Walter George Kent (d.1921)
Walter George Kent ( -1921) of Allen Everitt and Sons
1921 Obituary [1]
Engineer-Captain WALTER GEORGE KENT, C.B.E., R.N., died on September 15, 1921. Engineer-Captain Kent entered the Royal Naval Engineering College at Devonport in 1880, leaving it in 1886 to proceed to the Royal Naval College at Greenwich.
In 1887 he left Greenwich and joined H.M.S. Bellerophon in the West Indies, later serving on the Pacific Station on board H.M.S. Champion, a corvette, during a commission of 31 years. In 1896 he was appointed to a destroyer building by Messrs. Laird Brothers, Birkenhead, and went to sea in 1897 in H.M.S. Thrasher. Later he served in H.M.S. Orwell, leader of the Mediterranean destroyer flotilla.
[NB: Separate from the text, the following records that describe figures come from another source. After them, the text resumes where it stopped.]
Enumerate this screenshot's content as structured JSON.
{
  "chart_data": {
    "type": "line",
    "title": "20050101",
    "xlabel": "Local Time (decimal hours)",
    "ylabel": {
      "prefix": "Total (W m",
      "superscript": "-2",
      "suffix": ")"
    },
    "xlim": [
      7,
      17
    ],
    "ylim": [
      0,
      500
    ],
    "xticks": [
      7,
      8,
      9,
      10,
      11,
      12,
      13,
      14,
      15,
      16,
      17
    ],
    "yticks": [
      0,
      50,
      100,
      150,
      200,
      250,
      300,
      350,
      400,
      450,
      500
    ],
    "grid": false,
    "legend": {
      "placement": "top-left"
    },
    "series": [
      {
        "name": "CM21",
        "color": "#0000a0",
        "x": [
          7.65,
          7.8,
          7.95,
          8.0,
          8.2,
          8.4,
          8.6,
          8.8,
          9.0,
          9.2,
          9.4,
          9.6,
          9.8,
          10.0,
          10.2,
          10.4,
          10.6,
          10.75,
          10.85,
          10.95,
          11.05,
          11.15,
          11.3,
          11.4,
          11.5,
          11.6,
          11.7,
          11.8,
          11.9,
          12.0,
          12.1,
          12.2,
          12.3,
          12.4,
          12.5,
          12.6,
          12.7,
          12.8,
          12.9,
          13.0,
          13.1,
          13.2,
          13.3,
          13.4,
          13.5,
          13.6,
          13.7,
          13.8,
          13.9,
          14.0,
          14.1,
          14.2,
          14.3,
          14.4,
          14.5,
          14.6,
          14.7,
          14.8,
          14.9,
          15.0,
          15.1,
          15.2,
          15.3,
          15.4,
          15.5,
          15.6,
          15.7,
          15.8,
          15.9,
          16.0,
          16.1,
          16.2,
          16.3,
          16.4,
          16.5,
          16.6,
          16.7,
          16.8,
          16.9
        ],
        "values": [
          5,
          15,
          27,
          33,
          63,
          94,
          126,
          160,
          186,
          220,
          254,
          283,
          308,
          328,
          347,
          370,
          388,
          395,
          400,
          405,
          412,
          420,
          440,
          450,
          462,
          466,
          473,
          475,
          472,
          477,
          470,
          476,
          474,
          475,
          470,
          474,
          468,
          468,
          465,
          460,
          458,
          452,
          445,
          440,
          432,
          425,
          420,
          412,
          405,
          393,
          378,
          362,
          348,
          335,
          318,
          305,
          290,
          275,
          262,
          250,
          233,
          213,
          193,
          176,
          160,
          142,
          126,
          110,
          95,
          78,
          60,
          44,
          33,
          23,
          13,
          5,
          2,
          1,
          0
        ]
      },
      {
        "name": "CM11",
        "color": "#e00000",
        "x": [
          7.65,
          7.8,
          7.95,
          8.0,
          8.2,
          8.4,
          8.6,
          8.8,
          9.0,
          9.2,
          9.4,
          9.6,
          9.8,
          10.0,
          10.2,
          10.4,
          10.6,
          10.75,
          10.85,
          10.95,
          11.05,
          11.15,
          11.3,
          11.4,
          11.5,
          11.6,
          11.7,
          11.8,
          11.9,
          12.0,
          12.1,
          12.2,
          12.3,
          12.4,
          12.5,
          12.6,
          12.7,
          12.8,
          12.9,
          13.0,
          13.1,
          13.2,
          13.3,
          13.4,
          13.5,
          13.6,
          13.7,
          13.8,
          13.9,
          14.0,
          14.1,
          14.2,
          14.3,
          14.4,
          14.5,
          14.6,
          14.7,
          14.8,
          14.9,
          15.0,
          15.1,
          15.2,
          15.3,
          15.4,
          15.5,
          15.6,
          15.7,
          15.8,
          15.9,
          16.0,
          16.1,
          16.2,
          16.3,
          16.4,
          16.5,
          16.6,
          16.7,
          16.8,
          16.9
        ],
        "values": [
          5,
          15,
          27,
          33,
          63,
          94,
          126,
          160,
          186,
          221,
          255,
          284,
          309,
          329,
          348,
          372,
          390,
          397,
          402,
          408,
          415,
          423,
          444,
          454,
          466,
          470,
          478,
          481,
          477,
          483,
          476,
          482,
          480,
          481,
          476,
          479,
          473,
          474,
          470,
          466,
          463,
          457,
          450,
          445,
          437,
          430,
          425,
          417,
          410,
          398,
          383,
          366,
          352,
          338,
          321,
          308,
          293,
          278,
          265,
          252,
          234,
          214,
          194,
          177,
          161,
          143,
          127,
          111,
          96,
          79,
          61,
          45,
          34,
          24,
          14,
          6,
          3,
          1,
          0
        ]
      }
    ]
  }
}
In 1902 he left the Orwell and destroyers after an experience of seven years, and was again sent to the Mediterranean in H.M.S. Venus. He became Admiralty Overseer for the Midland district at Birmingham in 1906, and in 1909 was appointed Engineer-Commander of H.M.S. Bulwark, flagship at Sheerness, where he managed the machinery department with conspicuous success, and was selected in 1911 to carry out the mechanical training of stoker ratings at Chatham. Here he was very successful, making the training a thorough one and obtaining excellent results.
At the outbreak of war he was appointed to H.M.S. Diligence at Portsmouth, and early in 1915 returned to Birmingham as Overseer, accomplishing the necessarily enormous amount of work with characteristic energy and acumen. In addition to the regular duties attaching to the post of Admiralty Overseer of the Midland district, his work in Birmingham included the organization of the supply of non-ferrous materials for the Admiralty and Ministry of Munitions until the Director of Materials and Priority was appointed. He was promoted to Acting Engineer-Captain in 1916, and received the C.B.E. after the war terminated, in recognition of his services, retiring in 1919, when he joined the firm of Messrs. Allen Everitt & Sons, Ltd., Kingston Metal Works, Smethwick, as assistant managing director, which position he held at the time of his death.
His strict integrity and unfailing kindness of heart, together with his scrupulous devotion to duty, and his thorough knowledge of naval machinery and its manufacture, have earned for Captain Kent the highest respect and esteem of his many friends in naval and engineering circles, who will lament his loss.
Engineer-Captain Kent was elected member of the Institute of Metals on June 10, 1920.